While mostly working in the Hague, Michelich and his team twice traveled to the remote village of Orasje, which was the Bosanski Samac region’s equivalent of a county seat. There, he would question witnesses who had been convinced to come forward with their stories. Working through a translator, Michelich would briskly type their translated words into a laptop computer, then ask the witnesses to read a re-translated version and sign off on the testimony.

His work helped lead to the indictments of three major ringleaders of that area: Milan Simic, Miroslav Tadic, and Simo Zaric. Michelich later appeared at the tribunal, wearing translator’s headsets as he closely followed proceedings against the three men.

His time in Bosnia — driving among shelled-out buildings, staying in rat-infested hotels with intermittent electricity and undrinkable water, and meeting people who had been tortured in unspeakable ways — left an indelible impression.

“Here we have these people who are fighting for no reason other than they hate each other and they don’t know why they hate each other,” Michelich said, his voice rising as he remembers what he saw.

Returning to Washington, Michelich continued his work with the Fraud Section. Although not allowed to discuss any of his current cases, he did share details of one that recently concluded.

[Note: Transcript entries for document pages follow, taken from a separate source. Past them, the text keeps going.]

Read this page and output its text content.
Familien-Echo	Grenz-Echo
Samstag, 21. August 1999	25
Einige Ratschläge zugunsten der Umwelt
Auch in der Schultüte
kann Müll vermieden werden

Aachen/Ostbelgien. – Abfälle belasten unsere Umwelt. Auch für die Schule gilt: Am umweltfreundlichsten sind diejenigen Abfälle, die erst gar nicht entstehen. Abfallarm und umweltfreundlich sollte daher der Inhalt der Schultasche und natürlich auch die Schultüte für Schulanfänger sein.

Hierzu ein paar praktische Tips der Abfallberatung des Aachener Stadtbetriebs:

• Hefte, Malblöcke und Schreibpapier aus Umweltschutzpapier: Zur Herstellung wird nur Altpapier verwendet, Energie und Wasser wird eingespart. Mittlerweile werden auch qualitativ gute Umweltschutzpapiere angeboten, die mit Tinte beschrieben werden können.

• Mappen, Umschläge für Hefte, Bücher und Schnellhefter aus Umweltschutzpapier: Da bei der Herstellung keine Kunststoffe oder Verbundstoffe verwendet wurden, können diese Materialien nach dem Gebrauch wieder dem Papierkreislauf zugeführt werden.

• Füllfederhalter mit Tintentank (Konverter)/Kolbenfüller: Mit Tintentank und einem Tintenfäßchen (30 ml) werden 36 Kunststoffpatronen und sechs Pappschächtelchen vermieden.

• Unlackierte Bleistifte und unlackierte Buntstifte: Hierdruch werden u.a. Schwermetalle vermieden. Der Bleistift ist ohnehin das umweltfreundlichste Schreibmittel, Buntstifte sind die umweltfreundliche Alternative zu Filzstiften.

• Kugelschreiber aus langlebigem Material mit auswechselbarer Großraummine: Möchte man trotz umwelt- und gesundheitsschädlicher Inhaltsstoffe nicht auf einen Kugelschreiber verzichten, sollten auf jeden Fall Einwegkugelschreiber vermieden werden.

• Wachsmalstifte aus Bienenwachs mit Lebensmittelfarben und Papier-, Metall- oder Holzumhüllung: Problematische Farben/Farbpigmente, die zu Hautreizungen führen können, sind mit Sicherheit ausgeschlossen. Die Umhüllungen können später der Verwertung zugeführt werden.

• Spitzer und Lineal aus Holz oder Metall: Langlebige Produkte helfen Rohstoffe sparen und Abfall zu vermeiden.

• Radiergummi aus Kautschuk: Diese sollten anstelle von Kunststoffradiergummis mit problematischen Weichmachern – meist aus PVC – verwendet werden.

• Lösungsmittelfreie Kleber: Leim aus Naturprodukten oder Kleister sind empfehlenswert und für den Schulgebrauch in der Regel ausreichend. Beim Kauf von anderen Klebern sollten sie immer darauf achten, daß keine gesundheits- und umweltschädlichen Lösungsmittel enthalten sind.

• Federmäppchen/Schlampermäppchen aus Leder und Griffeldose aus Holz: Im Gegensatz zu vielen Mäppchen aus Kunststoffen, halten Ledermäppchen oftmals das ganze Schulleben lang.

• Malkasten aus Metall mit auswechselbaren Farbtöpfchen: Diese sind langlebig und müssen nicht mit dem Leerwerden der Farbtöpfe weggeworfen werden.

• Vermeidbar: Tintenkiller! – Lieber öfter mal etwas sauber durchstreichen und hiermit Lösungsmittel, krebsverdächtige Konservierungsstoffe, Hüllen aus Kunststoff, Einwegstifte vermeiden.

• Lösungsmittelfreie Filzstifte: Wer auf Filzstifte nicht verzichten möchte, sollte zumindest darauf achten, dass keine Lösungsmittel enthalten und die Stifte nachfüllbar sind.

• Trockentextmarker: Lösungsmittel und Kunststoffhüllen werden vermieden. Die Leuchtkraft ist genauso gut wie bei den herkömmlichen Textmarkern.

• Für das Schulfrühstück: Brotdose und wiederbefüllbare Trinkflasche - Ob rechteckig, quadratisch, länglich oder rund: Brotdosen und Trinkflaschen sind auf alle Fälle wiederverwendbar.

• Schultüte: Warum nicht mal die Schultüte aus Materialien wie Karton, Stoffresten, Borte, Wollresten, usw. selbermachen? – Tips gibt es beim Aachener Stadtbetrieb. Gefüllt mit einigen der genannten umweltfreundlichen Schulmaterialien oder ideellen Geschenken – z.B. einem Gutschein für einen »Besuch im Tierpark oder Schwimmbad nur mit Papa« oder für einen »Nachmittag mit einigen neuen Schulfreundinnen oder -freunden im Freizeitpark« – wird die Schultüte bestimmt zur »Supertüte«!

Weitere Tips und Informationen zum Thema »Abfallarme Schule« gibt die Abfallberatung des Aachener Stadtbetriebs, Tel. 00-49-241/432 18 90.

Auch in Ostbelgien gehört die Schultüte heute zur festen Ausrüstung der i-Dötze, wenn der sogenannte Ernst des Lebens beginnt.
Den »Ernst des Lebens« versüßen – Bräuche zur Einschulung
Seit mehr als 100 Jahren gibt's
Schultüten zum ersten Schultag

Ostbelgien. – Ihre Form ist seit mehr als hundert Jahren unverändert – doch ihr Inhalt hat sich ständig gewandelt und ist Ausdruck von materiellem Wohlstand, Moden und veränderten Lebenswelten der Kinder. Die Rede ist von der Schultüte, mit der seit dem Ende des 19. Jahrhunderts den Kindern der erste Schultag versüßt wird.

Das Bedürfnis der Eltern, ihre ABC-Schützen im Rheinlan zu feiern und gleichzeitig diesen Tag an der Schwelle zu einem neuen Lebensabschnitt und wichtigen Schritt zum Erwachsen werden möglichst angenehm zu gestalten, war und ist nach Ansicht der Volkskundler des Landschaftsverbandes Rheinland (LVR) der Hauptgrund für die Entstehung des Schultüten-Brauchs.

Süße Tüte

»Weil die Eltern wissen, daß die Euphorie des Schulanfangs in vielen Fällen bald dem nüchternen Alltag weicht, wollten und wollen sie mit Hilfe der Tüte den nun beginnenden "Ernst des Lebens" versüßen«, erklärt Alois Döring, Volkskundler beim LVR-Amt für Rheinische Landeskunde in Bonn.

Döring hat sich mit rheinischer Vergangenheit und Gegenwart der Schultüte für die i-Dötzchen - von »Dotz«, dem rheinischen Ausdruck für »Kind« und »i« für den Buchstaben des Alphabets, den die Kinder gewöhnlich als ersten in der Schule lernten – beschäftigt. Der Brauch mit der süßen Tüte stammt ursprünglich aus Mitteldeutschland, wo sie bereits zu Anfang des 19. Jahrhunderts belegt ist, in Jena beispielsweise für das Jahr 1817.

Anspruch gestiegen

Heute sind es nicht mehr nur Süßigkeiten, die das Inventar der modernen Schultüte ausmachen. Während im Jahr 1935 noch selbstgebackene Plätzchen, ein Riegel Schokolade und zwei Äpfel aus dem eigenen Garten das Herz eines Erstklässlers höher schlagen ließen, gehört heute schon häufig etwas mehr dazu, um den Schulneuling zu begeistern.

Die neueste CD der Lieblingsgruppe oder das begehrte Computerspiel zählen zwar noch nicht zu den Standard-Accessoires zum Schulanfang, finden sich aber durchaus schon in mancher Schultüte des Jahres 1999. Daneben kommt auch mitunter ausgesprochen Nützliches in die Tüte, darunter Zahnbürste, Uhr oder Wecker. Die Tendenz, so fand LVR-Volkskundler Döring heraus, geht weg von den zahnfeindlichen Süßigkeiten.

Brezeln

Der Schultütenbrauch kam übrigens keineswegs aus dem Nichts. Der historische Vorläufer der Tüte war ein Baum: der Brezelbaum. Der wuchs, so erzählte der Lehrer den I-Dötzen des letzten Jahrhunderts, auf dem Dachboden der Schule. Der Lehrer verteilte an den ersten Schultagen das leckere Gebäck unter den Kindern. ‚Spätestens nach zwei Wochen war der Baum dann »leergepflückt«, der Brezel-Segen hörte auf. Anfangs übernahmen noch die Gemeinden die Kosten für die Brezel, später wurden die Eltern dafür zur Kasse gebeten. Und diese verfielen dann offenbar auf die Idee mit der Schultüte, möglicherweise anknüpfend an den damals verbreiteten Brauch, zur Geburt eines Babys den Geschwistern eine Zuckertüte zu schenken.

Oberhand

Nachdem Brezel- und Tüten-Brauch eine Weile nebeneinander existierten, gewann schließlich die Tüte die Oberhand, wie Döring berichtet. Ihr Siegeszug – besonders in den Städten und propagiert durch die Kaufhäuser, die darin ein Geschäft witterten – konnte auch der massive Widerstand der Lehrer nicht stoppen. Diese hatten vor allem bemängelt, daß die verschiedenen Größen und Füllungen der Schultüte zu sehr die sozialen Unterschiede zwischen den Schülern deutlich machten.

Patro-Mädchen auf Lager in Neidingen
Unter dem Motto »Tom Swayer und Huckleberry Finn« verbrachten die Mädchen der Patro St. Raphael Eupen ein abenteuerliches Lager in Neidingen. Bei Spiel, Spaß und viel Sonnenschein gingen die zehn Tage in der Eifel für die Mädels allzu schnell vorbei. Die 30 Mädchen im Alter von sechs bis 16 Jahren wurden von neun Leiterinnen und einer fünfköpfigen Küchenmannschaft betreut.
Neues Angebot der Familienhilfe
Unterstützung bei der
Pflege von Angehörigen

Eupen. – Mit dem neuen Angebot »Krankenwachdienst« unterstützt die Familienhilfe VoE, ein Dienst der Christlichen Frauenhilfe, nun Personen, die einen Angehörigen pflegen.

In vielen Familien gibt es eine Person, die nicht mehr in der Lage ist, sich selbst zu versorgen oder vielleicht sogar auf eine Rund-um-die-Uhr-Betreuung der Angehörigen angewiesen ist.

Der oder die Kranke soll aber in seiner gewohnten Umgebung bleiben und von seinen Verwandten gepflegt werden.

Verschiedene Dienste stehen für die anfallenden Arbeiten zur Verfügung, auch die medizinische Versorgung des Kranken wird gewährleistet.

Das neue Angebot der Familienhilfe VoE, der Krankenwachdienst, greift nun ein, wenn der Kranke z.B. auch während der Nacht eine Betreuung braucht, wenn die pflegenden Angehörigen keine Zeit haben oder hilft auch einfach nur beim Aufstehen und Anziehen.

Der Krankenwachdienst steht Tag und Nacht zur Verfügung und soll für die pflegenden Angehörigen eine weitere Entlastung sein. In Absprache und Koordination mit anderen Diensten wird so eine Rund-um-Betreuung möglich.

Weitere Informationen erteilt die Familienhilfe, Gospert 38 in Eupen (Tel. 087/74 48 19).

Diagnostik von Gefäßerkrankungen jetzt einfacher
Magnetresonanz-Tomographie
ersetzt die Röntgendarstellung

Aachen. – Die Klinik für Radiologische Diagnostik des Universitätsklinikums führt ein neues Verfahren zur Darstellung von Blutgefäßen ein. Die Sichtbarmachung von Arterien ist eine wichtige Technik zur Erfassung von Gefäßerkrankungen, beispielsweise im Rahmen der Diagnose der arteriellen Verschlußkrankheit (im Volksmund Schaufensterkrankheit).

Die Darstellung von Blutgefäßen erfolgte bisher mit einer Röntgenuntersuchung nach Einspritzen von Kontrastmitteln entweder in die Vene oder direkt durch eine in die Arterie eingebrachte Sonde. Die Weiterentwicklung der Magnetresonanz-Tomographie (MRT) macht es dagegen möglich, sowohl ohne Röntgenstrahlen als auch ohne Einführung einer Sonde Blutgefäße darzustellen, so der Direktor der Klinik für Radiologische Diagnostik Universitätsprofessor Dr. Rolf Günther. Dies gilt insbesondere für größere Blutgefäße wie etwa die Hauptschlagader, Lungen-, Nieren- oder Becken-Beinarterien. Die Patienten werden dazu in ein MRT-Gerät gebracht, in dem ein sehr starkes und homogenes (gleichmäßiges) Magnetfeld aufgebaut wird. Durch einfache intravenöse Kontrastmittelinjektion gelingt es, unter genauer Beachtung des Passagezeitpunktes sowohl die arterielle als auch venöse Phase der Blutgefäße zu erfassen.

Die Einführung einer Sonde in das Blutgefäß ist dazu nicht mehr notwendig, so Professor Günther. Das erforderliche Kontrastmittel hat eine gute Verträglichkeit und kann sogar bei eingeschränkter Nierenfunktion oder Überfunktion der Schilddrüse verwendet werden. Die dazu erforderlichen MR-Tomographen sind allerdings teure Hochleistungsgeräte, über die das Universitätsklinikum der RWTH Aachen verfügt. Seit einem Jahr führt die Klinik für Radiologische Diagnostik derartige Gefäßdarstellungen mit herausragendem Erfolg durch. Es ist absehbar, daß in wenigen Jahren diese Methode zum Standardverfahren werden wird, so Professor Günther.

The fraud occurred in Keystone, W.Va., where a woman running a bank in one of the poorest areas of Appalachia was accused of stealing more than $60 million from her depositors. The twist was: once she got wind that the bank was being examined by the Federal Deposit Insurance Corporation, she boxed up all her records and buried them in a 100-foot-long, 30-foot-wide and 10-foot-deep hole in her ranch that had been bulldozed by her ranch hands.

Michelich and others went through the dug-up documents and found out what had caused the bank to fail. Pleading guilty and convicted, the bank owner faced the same lesson learned over the years by dozens of other criminals: you can’t run far enough or dig a hole deep enough to hide from John Michelich’s relentless search for justice.